Childrens Place (NASDAQ:PLCE) widened its second-quarter loss on softer demand at its more established stores, though it still raised its fiscal view on renewed confidence in merchandise.
Despite the weak second-quarter performance, the company raised slightly its fiscal earnings guidance to a range of $3.13 to $3.25 a share, compared with its earlier view between $3.10 to $3.25 a share. Wall Street has predicted a 2011 profit of $3.24.

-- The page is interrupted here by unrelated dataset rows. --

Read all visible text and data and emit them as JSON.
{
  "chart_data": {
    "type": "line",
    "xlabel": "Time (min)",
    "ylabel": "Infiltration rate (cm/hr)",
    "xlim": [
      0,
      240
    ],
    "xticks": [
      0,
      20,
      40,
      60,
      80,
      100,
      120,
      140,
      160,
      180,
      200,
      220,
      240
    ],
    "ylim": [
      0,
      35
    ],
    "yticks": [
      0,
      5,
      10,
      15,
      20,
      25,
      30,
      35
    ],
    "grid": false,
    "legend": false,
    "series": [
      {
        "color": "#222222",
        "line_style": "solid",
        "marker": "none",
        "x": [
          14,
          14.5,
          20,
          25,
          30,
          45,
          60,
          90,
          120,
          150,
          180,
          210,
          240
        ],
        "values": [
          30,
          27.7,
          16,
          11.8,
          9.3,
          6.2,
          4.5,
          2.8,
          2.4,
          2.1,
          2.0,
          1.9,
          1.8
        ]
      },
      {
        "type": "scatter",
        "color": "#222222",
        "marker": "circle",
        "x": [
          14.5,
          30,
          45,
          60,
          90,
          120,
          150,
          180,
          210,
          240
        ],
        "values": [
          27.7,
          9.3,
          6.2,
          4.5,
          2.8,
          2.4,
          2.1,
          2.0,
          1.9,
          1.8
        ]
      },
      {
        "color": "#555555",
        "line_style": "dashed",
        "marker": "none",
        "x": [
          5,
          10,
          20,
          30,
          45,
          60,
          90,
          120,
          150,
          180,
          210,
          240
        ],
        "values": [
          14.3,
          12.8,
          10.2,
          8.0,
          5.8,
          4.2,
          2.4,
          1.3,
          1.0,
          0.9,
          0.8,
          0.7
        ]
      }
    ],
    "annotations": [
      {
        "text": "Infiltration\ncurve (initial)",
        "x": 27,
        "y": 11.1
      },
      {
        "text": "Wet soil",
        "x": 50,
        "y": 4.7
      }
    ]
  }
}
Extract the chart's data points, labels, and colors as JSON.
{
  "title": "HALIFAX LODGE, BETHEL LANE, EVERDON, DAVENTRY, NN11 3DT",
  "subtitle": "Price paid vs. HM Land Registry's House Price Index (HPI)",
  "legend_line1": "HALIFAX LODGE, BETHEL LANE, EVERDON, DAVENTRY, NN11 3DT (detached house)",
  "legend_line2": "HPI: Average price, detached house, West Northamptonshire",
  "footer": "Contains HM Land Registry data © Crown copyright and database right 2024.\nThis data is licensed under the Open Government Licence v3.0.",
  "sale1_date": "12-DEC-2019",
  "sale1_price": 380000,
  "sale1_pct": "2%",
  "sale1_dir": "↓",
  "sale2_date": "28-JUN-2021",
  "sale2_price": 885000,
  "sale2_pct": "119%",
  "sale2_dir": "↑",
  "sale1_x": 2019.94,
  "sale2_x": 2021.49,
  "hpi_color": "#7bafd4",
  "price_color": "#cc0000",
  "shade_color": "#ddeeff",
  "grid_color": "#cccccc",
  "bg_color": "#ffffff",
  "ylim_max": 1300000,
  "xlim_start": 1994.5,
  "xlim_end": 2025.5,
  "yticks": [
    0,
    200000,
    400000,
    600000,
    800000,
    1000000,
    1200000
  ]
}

For the second quarter, the Secaucus, N.J.-based maker of childrens apparel posted a net loss of $9.7 million, or 38 cents a share, worse than a year-ago loss of $8.2 billion, or 30 cents, in the same quarter last year. Analysts polled by Thomson Reuters had expected a slightly bleaker loss of 39 cents.
Revenue for the three months ended July 30 was $343.5 million, down slightly from $345.3 million a year ago, missing the Streets view of $356.6 million. The decline was due in part to a 5.6% decline in comparable sales.
Our strategy to significantly reduce the amount of unproductive inventory in our stores resulted in lower mark-downs and solid margin expansion during the quarter, despite higher product costs, Childrens Place CEO Jane Elfers said in a statement.
Expenses were higher during the period as the company continued to open new stores.
While the competitive environment constrained top-line sales, Elfers said the company reached the high-end of its guidance range through improved merchandise and tightly controlled inventory.